Lincoln's second Inaugural Address made sense of the senselessness of the slaughter. Crazy Horse gave meaning to both the fight and the flight of his people. Williams, Van Zandt, and Parsons wrote words of the clearest insight while blind drunk.
I have no hypothesis to explain the tie between their pain, their poetry and their prose. I only recognize what a shame it was that none of them understood their own greatness.
In the great documentary "Buck" it is pointed out that those who are able to communicate best with horses are often "tortured souls." Many of the best trainers suffered horrific childhoods of abuse and incessant trauma. It is no mystery why this is true.
The body language of humans is that of the predator. That does not mean that humans move like blood thirsty beasts. It simply means that all predatory species use many of the same signals, even when not engaged in hunting. The body language of a high school cheer leader and a Jack Russel terrier is indistinguishable.
But when a person lives in a state in which terror is the norm, he reverts to using the prey animal body language that was natural for him as a toddler. When he is a helpless child he actually is a prey animal. If he continues to be the subject of terror throughout his childhood he will continue to respond positively to prey animal body language and negatively to predator body language. (Ever met an abused child that enjoyed shaking hands? Of course not, and this is why.)
For such a person, a round pen is a place of peace, a refuge from a world that still constantly signals to his subconscious that it wants to do him harm. In the round pen he can find comfort by providing peace to a terrified colt. It may be the only place on earth where he finds such peace.
I did not suffer an abusive life, but my parents had over 100 foster children while I was at home. The vast majority of them had been abused and lived lives that were waking nightmares. I was always the oldest child. Often one or both of my parents worked night shifts. I had a much larger role in caring for the little ones than occurred in the average family. Without having any idea that it was happening,or even knowing what it was, I began to become fluent in prey animal body language.
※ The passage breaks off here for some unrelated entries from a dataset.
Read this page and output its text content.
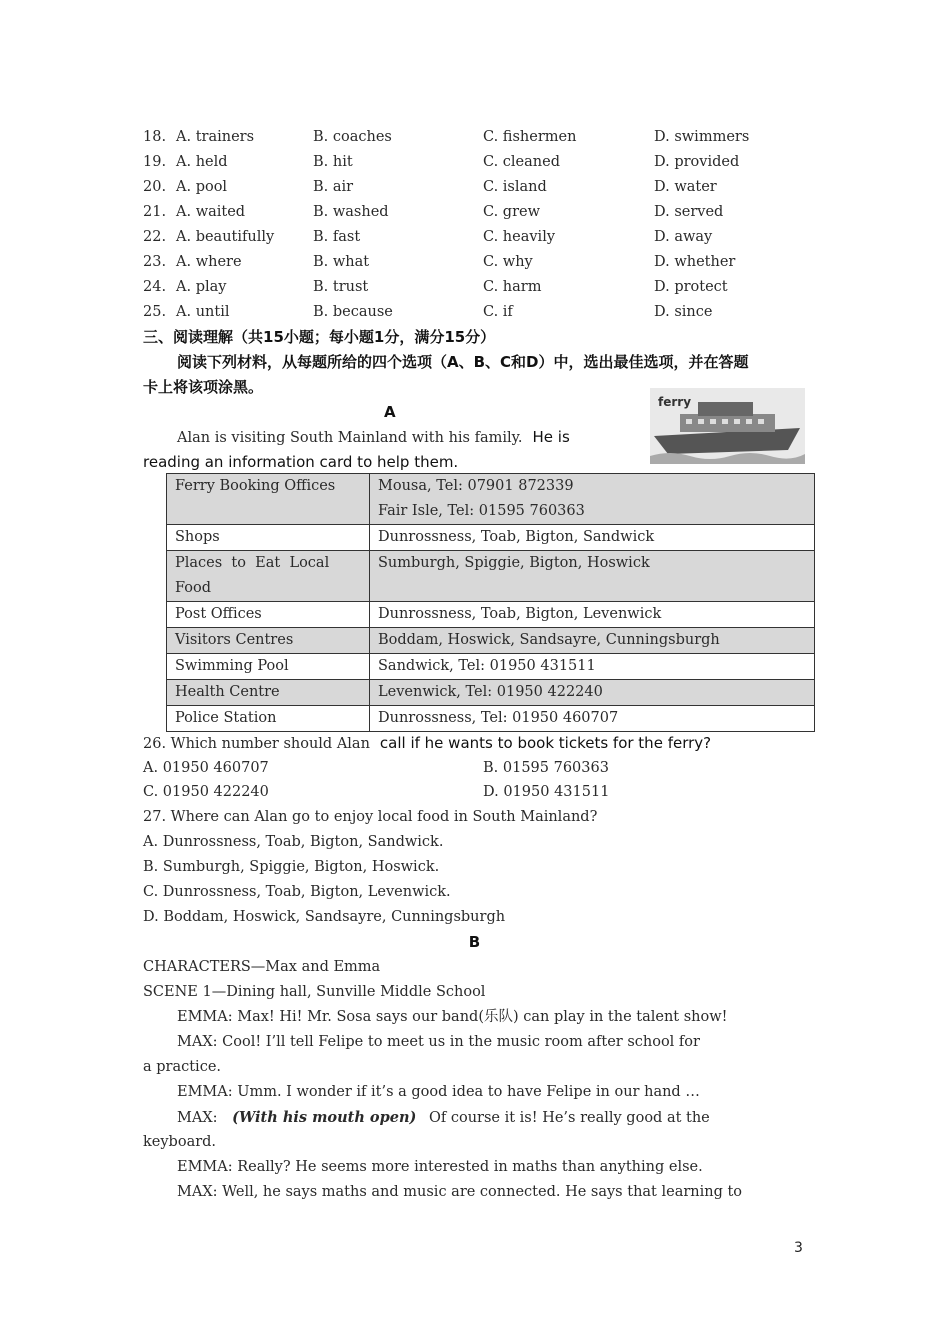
18. A. trainers	B. coaches	C. fishermen	D. swimmers
19. A. held	B. hit	C. cleaned	D. provided
20. A. pool	B. air	C. island	D. water
21. A. waited	B. washed	C. grew	D. served
22. A. beautifully	B. fast	C. heavily	D. away
23. A. where	B. what	C. why	D. whether
24. A. play	B. trust	C. harm	D. protect
25. A. until	B. because	C. if	D. since
三、阅读理解（共15小题；每小题1分，满分15分）
阅读下列材料，从每题所给的四个选项（A、B、C和D）中，选出最佳选项，并在答题
卡上将该项涂黑。
A
ferry
Alan is visiting South Mainland with his family. He is
reading an information card to help them.
Ferry Booking Offices	Mousa, Tel: 07901 872339
Fair Isle, Tel: 01595 760363

Shops	Dunrossness, Toab, Bigton, Sandwick

Places  to  Eat  Local
Food	Sumburgh, Spiggie, Bigton, Hoswick
Post Offices	Dunrossness, Toab, Bigton, Levenwick
Visitors Centres	Boddam, Hoswick, Sandsayre, Cunningsburgh
Swimming Pool	Sandwick, Tel: 01950 431511
Health Centre	Levenwick, Tel: 01950 422240
Police Station	Dunrossness, Tel: 01950 460707
26. Which number should Alan call if he wants to book tickets for the ferry?
A. 01950 460707	B. 01595 760363
C. 01950 422240	D. 01950 431511
27. Where can Alan go to enjoy local food in South Mainland?
A. Dunrossness, Toab, Bigton, Sandwick.
B. Sumburgh, Spiggie, Bigton, Hoswick.
C. Dunrossness, Toab, Bigton, Levenwick.
D. Boddam, Hoswick, Sandsayre, Cunningsburgh
B
CHARACTERS—Max and Emma
SCENE 1—Dining hall, Sunville Middle School
EMMA: Max! Hi! Mr. Sosa says our band(乐队) can play in the talent show!
MAX: Cool! I’ll tell Felipe to meet us in the music room after school for
a practice.
EMMA: Umm. I wonder if it’s a good idea to have Felipe in our hand …
MAX: (With his mouth open) Of course it is! He’s really good at the
keyboard.
EMMA: Really? He seems more interested in maths than anything else.
MAX: Well, he says maths and music are connected. He says that learning to
3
For over a decade I have prosecuted all of the molestation cases and crimes against children and mentally retarded adults in the localities in which I have prosecuted. I have given formal training to other prosecutors on how to use correct body language to gain the trust and respect of a terrified child. (Yes, it is exactly what I use in the round pen with a terrified horse--advance and retreat, avoid eye contact, standing shoulder to shoulder, slow breathing, never walking in a straight line, etc)
I am constantly amazed that my riders are so often surprised by what their horses do. How could you not know that he was going to turn to the left and go around that tree? He had been telling you with his body that that was what he wanted to do for at least four steps and asking if it would be ok to do so for another two steps. Even very experienced riders seem to have deaf eyes. My eyes hear everything that the horse tells me.
It flows both ways. I have come to realize that I incorporate much of a horse's world view in my own. I get nervous and a bit edgy when the wind is blowing, even a fairly gentle breeze. I much prefer boredom to excitement. I even find myself chewing softly when I find the perfect word to put in a sentence. Few things make me mad as quickly as having people not get out of my way when I am walking into a crowd. The only thing worse for me than being alone is to be in a herd of strangers.
I have not sought to adopt these characteristics. I have simply recognized their existence. The ironic truth is that, although I am a prosecutor and try many cases every week, I actually spend more time each week communicating with horses than I do communicating with people.
Granted the equine communication is of a much simpler nature, e.g. "come here and stand by me" spoken with the eyes and a shoulder only. Ironically, "come here and stand by me" is one of the most rewarding and important things that one will see/hear in a lifetime, be it a tortured lifetime or not.
Saturday, November 12, 2011
Mill Swamp Indian Horse Views: From Lido's Point of View: You do ride pretty, but not as good as me. My riding is a little bouncy cause only part of my body works. Keep on riding. You'll get bette...
Friday, November 11, 2011
The Corolla Wild Horse Fund just put these photos up on Facebook. The bottom picture is of Edward a year ago, after he had already been treated for two weeks at a vet hospital. That picture is from the day that he was brought to us.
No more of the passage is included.